Las computadoras, por su parte, siguen avanzando en una ruta que no puede llevarlas sino a ser émulos de hal . Desde los primeros, y ya viejos, experimentos en los que se ponía una computadora a jugar ajedrez contra un ser humano, se inauguró la duda acerca del albedrío necesario para tomar una decisión, por más logarítmica que tuviera que ser (el argumento en contra es por demás inquietante: ¿no será que somos nosotros los que pensamos como las computadoras, pero no somos capaces de ver la similitud?; a fin de cuentas, ellas son creación nuestra y, si de demiurgos se trata, el parecido entre creador y criatura es condición sine qua non).

Filmada hace treinta y dos años, es decir, un lapso equivalente a casi un tercio del tiempo que llevamos haciendo cine, 2001: Una odisea espacial, no ha envejecido un ápice. Notablemente meritoria desde el punto de vista de su producción, que data de los años sesenta, cuando la parafernalia digital sencillamente no existía y a cambio había que hacerlo todo a partir de trucos fotográficos, la estética visual de la cinta sigue pareciéndose al futuro, aunque después nos haya llegado el aluvión de Aliens, más guerras de las galaxias, viajes a las estrellas con Mr. Spock y todo, e incluso ese futuro plausible y raramente hermoso que Ridley Scott plasmó en Blade Runner.

Tal vez la vigencia y la verosimilitud absolutas de 2001 encuentran su fundamento no especialmente en sus cualidades técnicas y formales, que de cualquier modo siguen siendo difíciles de superar, sino en los problemas que se plantea su historia: ¿cómo reaccionaremos cuando –después de todas las predicciones, los esoterismos, la astrología, la ufología, los expedientes secretos, los encuentros cercanos, los Etés, los Aliens, los Replicantes, etcétera– finalmente nos encontremos ante una prueba de lo que Carl Sagan, Jacob Bronowsky y muchos otros han afirmado, que en definitiva, y por simple cuestión estadística, no podemos ser los únicos seres pensantes en el universo? ¿Cuál será nuestra respuesta al enfrentarnos a un ser inteligente no humano pero tampoco extraterrestre, como por ejemplo un computador capaz de libre albedrío? Y más allá –o más acá–: ¿nuestro camino hasta el estado actual de conciencia de nosotros mismos, el acceso al raciocinio y la historia, son producto de una evolución eminentemente darwiniana, o hay que conceder siquiera el beneficio de la duda a quienes, durante siglos y siglos, han querido ver en ruinas y vestigios el rastro de una ayudadita proveniente de otros mundos?
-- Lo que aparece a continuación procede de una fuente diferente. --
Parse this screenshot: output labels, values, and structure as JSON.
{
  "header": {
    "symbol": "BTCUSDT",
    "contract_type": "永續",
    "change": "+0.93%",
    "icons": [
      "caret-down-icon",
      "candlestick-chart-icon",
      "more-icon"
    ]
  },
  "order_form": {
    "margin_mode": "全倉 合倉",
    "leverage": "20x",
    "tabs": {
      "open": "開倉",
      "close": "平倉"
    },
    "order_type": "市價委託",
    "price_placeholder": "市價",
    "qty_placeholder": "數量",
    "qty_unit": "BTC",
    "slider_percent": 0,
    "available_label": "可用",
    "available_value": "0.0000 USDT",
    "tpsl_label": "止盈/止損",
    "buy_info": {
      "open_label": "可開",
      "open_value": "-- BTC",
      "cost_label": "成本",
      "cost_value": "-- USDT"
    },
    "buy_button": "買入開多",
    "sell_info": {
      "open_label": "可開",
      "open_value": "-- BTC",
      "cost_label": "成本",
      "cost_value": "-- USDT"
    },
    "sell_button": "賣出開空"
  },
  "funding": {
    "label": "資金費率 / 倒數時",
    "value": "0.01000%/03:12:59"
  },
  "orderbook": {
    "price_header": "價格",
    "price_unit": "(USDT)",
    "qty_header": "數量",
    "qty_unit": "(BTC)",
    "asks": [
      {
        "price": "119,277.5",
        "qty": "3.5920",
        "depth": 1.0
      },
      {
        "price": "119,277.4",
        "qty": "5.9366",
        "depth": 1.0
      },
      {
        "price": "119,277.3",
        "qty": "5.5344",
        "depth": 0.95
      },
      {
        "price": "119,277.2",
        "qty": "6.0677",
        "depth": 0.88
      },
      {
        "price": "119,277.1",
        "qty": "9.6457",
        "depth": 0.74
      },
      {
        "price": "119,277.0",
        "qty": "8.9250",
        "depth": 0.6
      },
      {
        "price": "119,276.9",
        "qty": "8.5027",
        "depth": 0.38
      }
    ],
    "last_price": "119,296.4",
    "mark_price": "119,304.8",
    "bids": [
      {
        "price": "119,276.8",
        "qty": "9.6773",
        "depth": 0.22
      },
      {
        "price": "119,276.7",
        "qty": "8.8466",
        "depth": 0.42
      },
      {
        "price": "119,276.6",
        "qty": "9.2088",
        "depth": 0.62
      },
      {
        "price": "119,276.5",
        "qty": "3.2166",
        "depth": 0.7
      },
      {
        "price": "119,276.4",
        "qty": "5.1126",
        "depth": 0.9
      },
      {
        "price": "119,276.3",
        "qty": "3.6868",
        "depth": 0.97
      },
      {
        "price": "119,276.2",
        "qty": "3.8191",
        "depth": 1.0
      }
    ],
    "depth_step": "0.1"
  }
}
No faltará quien sonría ante esta última pregunta, pensando que ya me contagié de misticismo. En respuesta diría que ni los escépticos –entre los que me cuento– ni los creyentes de cualquier signo, tenemos una sola certeza absoluta a la hora de hurgar en nuestras mentes o en nuestro entorno cuando queremos saber sin lugar a dudas de dónde venimos o a dónde vamos. Y añadiría una frase dicha por Niels Bohr, uno de los físicos teóricos menos sospechosos de fantasías escapistas: "Su teoría es insensata, pero no lo suficiente para ser verdadera."

Por lo pronto, ese universo factible llamado cine, muchas veces tan o más real que la vida misma, ofrece la posibilidad de asomarse al futuro que pudo ser, y que pasado mañana comienza una más de sus cuentas regresivas. Por supuesto, un servidor tiene planeado recibir el 2002  –año en el que mitos y odiseas parecen haberse detenido como para tomar nuevo impulso– volviendo a ver 2001.